For the past week or so I’ve been in the lucky position of having already cast my vote, having taken advantage of a postal vote for the first time in my life.
I wish I’d done it sooner.
It’s not that I’m not interested in the facts of either side, it’s just that as time has marched on both sides seem to be using the same ‘facts’ to prove that their argument is the right one.
I’ve also been getting increasingly tired of hearing that, if we stay, the whole population of Turkey will descend on us in the middle of the night and evict us from our beds.
Similarly, I doubt very much whether house prices will truly plummet through the floor if we leave.
By casting my vote early, I haven’t had to pay too much attention.
It’s enough to make me want to sign up for postal votes all the time, especially if this referendum has set the tone for how our general elections will be played out in years to come.
VERY DIFFERENT BACKGROUNDS, BUT A COLLECTIVE LOUD VOICE
I never thought I’d be writing about Princess Beatrice other than talking about her fashion sense.
But she’s been visiting a school along with Richard Branson’s daughter Holly to talk about challenges they faced while growing up.
Buckingham Palace and Necker Island are a far cry from the inner city streets.
But the pair are co-founders of Big Change, a charity that helps pupils learn outside of the curriculum.
I’m still fairly sceptical of what exactly they could learn from these two.
But joining them was former gang leader Karl Lokko, who challenged himself to learn 10 words a day to get a ‘proper’ education.
Three very different backgrounds, but together they speak with a loud voice.
THE DARK DAYS OF HOOLIGANISM APPEAR TO BE ON RISE AGAIN
I was hoping that, by the time I had to write this column, I wasn’t going to be able to talk about the violence during Euro 2016.

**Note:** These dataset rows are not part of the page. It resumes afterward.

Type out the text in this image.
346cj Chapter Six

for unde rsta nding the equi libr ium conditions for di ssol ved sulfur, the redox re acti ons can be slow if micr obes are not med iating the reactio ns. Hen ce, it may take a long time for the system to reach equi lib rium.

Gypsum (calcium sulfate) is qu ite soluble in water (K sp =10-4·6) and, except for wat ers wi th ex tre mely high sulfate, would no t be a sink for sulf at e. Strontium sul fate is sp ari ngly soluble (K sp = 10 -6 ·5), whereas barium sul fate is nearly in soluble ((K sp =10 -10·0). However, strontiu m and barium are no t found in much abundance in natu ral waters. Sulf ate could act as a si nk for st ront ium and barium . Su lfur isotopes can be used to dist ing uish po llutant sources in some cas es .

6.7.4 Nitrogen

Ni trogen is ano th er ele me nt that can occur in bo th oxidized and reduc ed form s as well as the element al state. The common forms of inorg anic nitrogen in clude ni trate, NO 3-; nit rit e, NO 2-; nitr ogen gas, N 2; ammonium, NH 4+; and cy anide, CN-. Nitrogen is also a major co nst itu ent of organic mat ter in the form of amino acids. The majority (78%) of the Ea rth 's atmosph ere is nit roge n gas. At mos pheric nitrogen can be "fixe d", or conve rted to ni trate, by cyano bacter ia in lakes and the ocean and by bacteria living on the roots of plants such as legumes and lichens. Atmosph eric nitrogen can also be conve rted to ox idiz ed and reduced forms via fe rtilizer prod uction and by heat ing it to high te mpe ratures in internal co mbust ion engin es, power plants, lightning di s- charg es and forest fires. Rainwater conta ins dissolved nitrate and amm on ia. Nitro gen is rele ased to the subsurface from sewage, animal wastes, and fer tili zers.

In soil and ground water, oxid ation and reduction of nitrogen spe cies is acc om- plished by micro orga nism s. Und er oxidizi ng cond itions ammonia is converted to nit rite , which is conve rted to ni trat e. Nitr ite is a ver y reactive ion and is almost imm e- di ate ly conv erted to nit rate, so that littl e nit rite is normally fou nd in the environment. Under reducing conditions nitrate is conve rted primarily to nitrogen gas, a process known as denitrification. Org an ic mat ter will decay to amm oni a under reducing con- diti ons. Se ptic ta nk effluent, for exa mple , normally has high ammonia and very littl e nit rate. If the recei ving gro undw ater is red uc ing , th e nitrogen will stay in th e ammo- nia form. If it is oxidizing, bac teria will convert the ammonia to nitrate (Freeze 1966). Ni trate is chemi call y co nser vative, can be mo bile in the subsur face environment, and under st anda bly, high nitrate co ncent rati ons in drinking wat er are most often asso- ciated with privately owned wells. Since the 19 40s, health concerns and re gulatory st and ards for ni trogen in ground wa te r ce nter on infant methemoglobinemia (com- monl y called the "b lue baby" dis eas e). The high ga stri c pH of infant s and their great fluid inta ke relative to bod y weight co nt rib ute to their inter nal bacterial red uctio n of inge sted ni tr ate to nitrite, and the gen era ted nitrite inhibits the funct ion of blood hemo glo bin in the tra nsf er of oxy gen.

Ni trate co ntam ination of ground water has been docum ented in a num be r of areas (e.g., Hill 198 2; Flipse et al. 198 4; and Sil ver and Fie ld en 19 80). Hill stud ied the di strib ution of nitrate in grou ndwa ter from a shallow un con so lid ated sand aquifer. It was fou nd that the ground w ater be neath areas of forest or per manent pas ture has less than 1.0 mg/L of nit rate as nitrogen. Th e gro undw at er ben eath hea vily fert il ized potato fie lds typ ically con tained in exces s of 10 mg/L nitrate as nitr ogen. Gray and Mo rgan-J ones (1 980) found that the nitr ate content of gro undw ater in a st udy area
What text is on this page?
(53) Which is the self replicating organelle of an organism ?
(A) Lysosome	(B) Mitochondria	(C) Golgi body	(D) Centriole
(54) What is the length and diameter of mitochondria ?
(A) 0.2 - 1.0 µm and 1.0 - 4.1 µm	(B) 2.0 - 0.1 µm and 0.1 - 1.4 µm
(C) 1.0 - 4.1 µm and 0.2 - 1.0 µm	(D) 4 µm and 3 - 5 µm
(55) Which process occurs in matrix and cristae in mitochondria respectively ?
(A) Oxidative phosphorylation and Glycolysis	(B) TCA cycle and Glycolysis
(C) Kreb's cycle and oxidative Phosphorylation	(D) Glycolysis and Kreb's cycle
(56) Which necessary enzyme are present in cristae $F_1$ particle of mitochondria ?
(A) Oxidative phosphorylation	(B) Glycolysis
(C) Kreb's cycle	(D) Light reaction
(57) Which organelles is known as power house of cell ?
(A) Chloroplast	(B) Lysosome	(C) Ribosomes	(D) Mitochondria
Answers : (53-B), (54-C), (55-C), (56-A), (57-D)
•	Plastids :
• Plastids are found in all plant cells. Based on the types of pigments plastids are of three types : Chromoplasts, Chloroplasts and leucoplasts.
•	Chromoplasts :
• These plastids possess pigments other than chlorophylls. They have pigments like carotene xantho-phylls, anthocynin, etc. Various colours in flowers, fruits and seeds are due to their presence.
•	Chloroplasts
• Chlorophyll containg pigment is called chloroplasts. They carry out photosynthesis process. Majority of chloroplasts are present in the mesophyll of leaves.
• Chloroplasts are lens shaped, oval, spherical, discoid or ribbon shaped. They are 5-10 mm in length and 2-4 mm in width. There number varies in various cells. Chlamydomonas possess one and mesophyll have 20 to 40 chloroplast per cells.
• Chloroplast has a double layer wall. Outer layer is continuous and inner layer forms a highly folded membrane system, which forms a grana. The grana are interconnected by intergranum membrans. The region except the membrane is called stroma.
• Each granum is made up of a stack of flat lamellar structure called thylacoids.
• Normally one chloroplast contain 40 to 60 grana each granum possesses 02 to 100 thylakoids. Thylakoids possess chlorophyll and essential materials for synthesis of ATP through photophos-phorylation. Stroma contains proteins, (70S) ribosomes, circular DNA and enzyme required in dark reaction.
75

I was hoping it was all going to be over – a large stain on the beginning of the tournament but which could be put behind the fans, the players and UEFA.
Last week, the main concern was whether the games would be a terrorist target, not an opportunity for an organised far-right, Kremlin-backed fan group to carry out orchestrated attacks on England supporters.
But it seems like, in a year in which fans were finally able to throw off the stigma of Hillsborough and the relatives could at last publicly lay blame at the door of the authorities, the dark days of hooliganism seem to be rising once again.